Approximately Aligned Decoding
Daniel Melcer, Sujan Gonugondla, Pramuditha Perera, Haifeng Qian, Wen-Hao Chiang, Yanjun Wang, Nihal Jain, Pranav Garg, Xiaofei Ma, Anoop Deoras
TL;DR
The paper tackles the problem of enforcing task-specific constraints in autoregressive text without retraining large models. It introduces Approximately Aligned Decoding (AprAD), a backtracking mechanism inspired by speculative decoding that reuses most of the prior prefix after a constraint violation. Positioned between constrained generation and posterior-estimation approaches, AprAD aims to preserve the output distribution while keeping inference costs manageable.

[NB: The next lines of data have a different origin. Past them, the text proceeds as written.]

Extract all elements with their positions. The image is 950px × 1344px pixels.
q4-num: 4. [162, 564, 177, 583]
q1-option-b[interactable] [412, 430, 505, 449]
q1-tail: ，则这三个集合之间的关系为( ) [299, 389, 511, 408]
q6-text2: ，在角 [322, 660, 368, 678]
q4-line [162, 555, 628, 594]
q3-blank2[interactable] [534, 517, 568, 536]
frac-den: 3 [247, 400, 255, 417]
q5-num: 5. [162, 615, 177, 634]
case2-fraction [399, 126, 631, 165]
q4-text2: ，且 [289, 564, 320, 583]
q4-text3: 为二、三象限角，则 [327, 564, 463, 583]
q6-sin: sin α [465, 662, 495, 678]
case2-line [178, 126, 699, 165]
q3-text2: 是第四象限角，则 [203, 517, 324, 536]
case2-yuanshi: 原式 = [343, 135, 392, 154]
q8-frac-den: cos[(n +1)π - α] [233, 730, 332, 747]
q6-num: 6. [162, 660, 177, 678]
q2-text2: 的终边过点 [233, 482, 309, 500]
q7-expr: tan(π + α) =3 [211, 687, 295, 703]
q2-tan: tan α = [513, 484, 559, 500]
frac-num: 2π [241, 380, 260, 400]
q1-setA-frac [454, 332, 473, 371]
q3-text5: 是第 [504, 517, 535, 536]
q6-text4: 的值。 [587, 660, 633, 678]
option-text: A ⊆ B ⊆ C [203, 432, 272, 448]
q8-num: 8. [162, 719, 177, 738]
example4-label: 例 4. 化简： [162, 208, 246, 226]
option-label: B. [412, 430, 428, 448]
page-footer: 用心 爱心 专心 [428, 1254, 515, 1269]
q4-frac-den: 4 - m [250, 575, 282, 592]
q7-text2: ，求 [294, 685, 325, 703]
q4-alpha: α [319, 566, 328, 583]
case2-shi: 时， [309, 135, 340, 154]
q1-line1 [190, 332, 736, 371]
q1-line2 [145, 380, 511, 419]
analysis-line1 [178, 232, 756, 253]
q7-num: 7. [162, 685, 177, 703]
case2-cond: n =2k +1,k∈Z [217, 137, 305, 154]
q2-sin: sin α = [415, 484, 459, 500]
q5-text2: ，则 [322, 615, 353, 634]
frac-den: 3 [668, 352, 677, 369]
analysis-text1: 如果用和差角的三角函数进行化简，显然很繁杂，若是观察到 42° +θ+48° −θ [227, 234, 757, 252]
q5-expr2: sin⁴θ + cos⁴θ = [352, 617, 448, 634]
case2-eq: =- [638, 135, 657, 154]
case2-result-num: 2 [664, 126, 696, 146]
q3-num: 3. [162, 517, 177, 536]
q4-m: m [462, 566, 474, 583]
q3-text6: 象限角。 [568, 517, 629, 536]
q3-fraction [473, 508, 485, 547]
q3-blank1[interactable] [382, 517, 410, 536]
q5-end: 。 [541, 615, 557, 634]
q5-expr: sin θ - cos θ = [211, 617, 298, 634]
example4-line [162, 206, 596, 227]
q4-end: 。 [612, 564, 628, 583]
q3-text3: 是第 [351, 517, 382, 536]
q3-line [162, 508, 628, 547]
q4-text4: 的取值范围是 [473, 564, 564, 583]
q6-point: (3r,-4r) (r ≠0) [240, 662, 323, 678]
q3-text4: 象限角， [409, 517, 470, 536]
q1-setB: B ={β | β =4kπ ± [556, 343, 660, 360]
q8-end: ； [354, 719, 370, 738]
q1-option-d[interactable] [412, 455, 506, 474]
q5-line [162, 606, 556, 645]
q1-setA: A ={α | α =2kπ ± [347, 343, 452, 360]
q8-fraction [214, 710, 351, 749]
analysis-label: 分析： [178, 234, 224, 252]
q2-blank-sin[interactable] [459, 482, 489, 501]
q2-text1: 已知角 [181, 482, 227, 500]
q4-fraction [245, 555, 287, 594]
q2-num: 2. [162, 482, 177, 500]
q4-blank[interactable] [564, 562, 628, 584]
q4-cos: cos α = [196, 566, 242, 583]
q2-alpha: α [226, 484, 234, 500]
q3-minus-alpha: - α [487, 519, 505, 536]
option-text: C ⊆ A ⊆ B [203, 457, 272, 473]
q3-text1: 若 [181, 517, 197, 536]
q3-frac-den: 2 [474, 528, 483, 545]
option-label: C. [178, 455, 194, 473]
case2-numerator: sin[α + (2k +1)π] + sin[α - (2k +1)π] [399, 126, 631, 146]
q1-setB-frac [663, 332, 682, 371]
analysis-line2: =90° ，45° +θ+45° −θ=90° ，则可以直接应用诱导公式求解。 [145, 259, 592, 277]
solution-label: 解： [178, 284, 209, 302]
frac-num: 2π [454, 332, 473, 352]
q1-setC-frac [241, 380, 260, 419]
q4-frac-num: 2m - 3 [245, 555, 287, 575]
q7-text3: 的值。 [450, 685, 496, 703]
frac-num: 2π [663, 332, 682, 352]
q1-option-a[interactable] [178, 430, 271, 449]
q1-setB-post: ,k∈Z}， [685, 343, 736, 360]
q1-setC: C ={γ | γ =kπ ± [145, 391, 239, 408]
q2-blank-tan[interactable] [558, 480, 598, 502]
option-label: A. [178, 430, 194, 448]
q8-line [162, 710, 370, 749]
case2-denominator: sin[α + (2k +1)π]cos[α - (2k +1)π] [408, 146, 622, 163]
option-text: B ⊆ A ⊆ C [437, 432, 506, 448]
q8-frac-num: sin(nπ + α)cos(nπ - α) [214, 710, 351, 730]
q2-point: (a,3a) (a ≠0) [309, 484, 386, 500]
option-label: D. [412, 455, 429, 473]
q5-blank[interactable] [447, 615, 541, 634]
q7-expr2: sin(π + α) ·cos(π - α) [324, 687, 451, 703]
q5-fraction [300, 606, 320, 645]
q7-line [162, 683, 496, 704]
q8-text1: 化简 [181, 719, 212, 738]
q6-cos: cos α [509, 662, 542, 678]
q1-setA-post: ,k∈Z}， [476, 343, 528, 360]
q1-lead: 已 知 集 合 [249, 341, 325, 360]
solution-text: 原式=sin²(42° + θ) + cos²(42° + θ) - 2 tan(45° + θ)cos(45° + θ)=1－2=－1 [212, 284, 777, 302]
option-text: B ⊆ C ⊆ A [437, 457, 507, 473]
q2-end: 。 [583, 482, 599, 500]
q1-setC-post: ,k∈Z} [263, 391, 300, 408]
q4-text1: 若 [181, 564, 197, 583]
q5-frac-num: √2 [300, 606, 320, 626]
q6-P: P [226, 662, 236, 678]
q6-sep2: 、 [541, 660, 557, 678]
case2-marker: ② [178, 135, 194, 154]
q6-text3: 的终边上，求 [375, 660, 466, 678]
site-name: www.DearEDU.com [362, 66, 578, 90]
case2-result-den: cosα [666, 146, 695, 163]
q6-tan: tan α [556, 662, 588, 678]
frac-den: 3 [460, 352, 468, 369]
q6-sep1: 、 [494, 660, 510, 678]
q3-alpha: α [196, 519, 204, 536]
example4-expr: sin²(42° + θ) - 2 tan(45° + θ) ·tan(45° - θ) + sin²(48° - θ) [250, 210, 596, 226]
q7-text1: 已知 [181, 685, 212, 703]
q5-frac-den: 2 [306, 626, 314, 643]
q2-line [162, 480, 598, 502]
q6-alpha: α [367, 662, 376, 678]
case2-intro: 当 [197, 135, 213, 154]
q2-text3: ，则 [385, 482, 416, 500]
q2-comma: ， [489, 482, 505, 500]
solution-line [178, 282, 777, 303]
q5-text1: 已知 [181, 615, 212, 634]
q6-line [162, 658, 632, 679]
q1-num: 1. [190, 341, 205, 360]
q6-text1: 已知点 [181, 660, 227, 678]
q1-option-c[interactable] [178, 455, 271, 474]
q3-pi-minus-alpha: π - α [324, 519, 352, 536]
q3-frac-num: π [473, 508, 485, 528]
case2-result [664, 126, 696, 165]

Empirical results across simulated, lipogram, and code-generation tasks show AprAD delivering task-appropriate performance with substantially lower overhead than ASAp and reduced distribution distortion compared to plain constrained generation.
Abstract
It is common to reject undesired outputs of Large Language Models (LLMs); however, current methods to do so require an excessive amount of computation to re-sample after a rejection, or distort the distribution of outputs by constraining the output to highly improbable tokens. We present a method, Approximately Aligned Decoding (AprAD), to balance the distortion of the output distribution with computational efficiency, inspired by algorithms from the speculative decoding literature. AprAD allows for the generation of long sequences of text with difficult-to-satisfy constraints, while amplifying low probability outputs much less compared to existing methods. We show through a series of experiments that the task-specific performance of AprAD is comparable to methods that do not distort the output distribution, while being much more computationally efficient.